Only in cases in which skin tests are difficult to carry out or sensitization to insect venom is being diagnosed should specific IgE determinations be requested initially.
F. Muñoz-López
REFERENCES
1. Dolen WK. Guest Editorial: allergy diagnosis revised. Ann Allergy Asthma Immunol 1995;74:2-3.
2. Brand PLP, Kerstjens HAM, Jansen HM, et al. Interpretation of skin tests to house dust mite and relationship to other allergy parameters in patients with asthma and chronic obstructive pulmonary disease. J Allergy Clin Immunol 1993;91:650-70.
3. Williams PB, Dolen WK, Koepke JW, Selner JC. Comparison of skin testing and three in vitro assays for specific IgE in the clinical evaluation of immediate hypersensitivity. Ann Allergy 1992;68:35-45.
4. Cots P, Pena JM, Botey J, Eseverri JL, Marín A, Ras A. Determination of total and specific IgE using UniCAP 100. Comparative study with the CAP-system. Allergol et Immunopathol 1998;26:223-7.
5. Sampson HG, Ho DG. Relationship between food-specific IgE concentrations and the risk of positive food challenges in children and adolescents. J Allergy Clin Immunol 1997;100:444-51.
6. Plaut M. New directions in food allergy research. J Allergy Clin Immunol 1997;100:7-10.
7. Leimgruber A, Lantin J-P, Frei PC. Comparison of two in vitro assays, RAST and CAP, when applied to the diagnosis of anaphylactic reactions to honeybee or yello jacket venoms. Allergy 1993;48:415-20.

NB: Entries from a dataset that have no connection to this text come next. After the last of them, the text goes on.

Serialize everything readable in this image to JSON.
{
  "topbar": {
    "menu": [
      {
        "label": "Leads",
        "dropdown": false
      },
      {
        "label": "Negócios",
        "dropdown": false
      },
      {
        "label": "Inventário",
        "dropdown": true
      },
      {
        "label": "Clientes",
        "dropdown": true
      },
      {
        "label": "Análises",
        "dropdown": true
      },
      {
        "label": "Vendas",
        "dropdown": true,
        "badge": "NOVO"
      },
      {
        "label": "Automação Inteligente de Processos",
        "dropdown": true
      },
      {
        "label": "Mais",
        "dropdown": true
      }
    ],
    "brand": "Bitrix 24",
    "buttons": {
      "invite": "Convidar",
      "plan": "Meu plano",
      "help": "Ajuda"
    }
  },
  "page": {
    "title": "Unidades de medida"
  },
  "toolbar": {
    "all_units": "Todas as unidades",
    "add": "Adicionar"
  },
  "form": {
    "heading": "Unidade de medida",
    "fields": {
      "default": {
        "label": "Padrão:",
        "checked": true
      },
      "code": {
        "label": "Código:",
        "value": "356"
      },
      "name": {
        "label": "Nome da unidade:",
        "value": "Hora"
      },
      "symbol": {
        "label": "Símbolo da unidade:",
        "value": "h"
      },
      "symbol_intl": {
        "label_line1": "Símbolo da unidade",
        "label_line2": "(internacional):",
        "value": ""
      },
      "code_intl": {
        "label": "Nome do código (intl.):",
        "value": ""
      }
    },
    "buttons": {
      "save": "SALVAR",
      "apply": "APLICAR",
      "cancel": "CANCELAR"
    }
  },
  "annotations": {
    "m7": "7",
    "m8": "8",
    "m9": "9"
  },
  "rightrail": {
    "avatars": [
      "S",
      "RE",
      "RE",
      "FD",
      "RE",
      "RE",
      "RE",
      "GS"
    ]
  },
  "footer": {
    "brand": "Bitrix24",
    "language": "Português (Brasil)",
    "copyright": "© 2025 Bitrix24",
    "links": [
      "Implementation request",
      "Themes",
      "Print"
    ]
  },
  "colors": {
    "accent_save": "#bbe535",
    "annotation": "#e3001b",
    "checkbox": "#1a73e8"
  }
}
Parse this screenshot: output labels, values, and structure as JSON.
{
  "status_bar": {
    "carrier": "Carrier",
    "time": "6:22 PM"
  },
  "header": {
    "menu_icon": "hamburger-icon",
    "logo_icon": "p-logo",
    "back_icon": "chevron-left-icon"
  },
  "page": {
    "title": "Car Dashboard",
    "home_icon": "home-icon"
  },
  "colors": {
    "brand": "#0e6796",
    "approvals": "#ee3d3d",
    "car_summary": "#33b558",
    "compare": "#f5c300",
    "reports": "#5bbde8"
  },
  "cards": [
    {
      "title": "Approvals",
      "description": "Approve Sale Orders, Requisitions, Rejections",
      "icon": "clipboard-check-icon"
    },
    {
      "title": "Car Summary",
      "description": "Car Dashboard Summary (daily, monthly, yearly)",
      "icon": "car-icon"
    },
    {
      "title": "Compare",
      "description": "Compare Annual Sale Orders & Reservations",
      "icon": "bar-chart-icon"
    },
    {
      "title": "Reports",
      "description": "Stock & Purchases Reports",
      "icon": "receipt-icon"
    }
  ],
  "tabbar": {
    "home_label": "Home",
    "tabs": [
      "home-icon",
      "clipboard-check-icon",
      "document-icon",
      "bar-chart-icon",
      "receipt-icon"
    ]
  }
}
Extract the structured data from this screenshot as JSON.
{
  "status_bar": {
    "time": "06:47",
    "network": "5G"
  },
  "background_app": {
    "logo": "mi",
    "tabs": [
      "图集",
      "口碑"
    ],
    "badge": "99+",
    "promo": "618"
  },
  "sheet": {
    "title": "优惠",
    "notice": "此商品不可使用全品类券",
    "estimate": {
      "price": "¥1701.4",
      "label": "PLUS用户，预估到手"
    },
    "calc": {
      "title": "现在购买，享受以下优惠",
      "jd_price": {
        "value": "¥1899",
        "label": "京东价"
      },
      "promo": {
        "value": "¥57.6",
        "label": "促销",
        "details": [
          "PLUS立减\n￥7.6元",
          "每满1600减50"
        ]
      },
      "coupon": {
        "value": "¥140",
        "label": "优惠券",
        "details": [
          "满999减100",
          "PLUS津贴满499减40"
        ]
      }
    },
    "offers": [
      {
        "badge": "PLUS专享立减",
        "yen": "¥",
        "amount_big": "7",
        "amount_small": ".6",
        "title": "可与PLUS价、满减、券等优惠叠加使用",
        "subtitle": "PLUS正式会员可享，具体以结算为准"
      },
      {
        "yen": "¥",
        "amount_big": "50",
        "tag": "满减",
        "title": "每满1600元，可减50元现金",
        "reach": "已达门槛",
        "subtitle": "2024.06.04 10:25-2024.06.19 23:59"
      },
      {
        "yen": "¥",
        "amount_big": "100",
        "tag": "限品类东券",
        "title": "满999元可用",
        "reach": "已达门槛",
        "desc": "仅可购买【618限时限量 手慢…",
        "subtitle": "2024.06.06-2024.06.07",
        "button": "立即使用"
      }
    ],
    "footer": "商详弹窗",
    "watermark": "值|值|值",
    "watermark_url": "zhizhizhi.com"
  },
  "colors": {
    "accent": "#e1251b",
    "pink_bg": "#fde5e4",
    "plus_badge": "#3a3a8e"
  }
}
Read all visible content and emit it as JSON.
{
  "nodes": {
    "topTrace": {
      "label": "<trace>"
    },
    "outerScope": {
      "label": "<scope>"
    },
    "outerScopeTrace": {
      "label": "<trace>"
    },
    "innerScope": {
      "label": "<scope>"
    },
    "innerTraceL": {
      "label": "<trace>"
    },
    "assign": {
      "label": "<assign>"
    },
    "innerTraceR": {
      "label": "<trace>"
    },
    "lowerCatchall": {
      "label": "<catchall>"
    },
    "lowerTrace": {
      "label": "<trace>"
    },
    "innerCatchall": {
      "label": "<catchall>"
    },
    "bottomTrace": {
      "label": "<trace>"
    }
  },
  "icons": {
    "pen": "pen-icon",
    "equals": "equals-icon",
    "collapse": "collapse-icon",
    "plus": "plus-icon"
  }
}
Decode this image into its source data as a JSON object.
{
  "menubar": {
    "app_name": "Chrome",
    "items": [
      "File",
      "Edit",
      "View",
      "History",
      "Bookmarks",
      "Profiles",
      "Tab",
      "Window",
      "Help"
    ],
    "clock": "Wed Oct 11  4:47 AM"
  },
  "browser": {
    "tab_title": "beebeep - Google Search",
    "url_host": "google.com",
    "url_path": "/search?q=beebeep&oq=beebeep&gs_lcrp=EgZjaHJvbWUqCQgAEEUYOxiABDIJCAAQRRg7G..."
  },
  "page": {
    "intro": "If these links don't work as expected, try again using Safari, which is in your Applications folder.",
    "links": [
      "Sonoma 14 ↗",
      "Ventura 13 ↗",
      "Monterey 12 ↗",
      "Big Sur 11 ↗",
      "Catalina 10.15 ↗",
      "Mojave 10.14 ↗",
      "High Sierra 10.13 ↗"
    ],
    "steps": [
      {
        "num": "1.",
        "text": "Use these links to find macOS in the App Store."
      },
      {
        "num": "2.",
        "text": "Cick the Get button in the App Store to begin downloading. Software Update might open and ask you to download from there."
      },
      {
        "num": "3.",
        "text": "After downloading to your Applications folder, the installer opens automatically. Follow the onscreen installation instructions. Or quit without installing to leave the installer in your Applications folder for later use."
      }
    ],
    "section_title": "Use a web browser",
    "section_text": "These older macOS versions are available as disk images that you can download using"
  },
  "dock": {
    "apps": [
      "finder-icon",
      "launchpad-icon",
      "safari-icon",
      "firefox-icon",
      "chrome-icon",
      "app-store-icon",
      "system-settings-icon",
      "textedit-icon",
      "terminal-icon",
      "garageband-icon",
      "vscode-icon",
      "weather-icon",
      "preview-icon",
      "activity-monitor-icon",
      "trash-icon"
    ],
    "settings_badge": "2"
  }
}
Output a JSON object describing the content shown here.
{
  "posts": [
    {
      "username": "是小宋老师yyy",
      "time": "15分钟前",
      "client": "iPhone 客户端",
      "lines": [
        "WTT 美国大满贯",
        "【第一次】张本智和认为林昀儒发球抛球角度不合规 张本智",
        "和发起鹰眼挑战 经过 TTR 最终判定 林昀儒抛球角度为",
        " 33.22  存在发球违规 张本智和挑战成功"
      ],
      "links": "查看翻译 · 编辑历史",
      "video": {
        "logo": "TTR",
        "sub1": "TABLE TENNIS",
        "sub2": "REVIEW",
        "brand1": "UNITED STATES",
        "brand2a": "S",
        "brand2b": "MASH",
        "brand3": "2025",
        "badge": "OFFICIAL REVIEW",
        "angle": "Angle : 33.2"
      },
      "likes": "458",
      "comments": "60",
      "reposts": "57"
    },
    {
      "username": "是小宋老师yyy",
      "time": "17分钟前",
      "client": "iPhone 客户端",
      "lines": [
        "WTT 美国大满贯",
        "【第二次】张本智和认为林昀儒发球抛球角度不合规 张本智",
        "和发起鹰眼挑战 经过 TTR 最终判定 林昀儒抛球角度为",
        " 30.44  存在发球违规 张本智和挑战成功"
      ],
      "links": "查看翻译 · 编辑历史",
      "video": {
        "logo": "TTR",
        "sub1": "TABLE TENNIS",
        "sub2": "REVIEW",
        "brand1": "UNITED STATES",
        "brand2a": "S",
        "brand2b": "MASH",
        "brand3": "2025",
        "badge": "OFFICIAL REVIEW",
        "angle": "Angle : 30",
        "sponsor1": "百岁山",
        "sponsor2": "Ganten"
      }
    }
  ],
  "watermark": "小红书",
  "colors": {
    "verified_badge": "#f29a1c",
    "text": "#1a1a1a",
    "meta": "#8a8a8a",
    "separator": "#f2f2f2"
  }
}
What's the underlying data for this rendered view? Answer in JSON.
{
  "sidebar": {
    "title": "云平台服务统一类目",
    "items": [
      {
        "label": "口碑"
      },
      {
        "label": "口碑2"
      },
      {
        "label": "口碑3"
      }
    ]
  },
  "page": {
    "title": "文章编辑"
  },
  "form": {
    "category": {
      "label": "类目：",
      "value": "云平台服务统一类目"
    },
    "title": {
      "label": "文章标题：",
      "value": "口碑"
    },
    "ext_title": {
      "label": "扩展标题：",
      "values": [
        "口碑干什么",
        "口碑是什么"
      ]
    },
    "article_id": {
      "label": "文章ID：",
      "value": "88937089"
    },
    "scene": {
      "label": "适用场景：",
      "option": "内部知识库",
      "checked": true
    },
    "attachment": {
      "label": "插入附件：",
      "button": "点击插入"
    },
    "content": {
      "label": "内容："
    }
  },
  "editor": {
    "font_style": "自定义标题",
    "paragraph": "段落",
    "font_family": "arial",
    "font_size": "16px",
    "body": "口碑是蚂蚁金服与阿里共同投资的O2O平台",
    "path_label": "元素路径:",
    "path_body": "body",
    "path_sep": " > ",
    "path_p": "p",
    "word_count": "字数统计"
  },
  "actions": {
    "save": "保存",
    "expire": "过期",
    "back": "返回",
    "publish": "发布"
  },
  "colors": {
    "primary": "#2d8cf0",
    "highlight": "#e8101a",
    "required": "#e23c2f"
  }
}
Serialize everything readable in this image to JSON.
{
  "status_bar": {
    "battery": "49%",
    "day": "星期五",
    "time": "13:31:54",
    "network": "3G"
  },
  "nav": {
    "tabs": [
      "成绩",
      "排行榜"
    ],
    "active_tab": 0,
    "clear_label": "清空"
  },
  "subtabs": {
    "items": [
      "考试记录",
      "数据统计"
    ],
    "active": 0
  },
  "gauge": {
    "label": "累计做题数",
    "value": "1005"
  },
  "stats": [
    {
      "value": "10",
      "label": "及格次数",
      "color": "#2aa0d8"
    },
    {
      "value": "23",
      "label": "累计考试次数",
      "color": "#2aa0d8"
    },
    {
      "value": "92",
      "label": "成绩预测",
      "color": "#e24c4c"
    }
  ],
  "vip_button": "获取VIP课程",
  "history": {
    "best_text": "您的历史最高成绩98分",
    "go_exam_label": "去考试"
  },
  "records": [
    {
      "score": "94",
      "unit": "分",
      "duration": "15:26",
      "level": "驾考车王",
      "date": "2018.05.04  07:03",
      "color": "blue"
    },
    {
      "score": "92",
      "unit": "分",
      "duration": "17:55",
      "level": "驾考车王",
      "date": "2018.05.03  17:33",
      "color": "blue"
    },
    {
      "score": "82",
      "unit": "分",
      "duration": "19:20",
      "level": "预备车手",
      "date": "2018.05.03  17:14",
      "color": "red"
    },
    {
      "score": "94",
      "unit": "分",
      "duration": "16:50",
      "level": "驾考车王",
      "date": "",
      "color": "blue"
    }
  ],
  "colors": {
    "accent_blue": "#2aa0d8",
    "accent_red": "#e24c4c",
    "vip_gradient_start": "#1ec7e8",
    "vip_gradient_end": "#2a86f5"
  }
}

8. Ford JL, Dolen WK, Feger TA, et al. Evaluation of an in vitro assay for fire ant venon-specific IgE. J Allergy Clin Immunol 1997;100:425-7.
9. San Martín E, Chesa-Jiménez J, Sanmartín M, Ruiz G, Moreno JL. Estudio de la relación entre la concentración plasmática total de IgE y la prevalencia de las distintas clases de RAST de alergia. Allergol et Immunopathol 1998;26:228-33.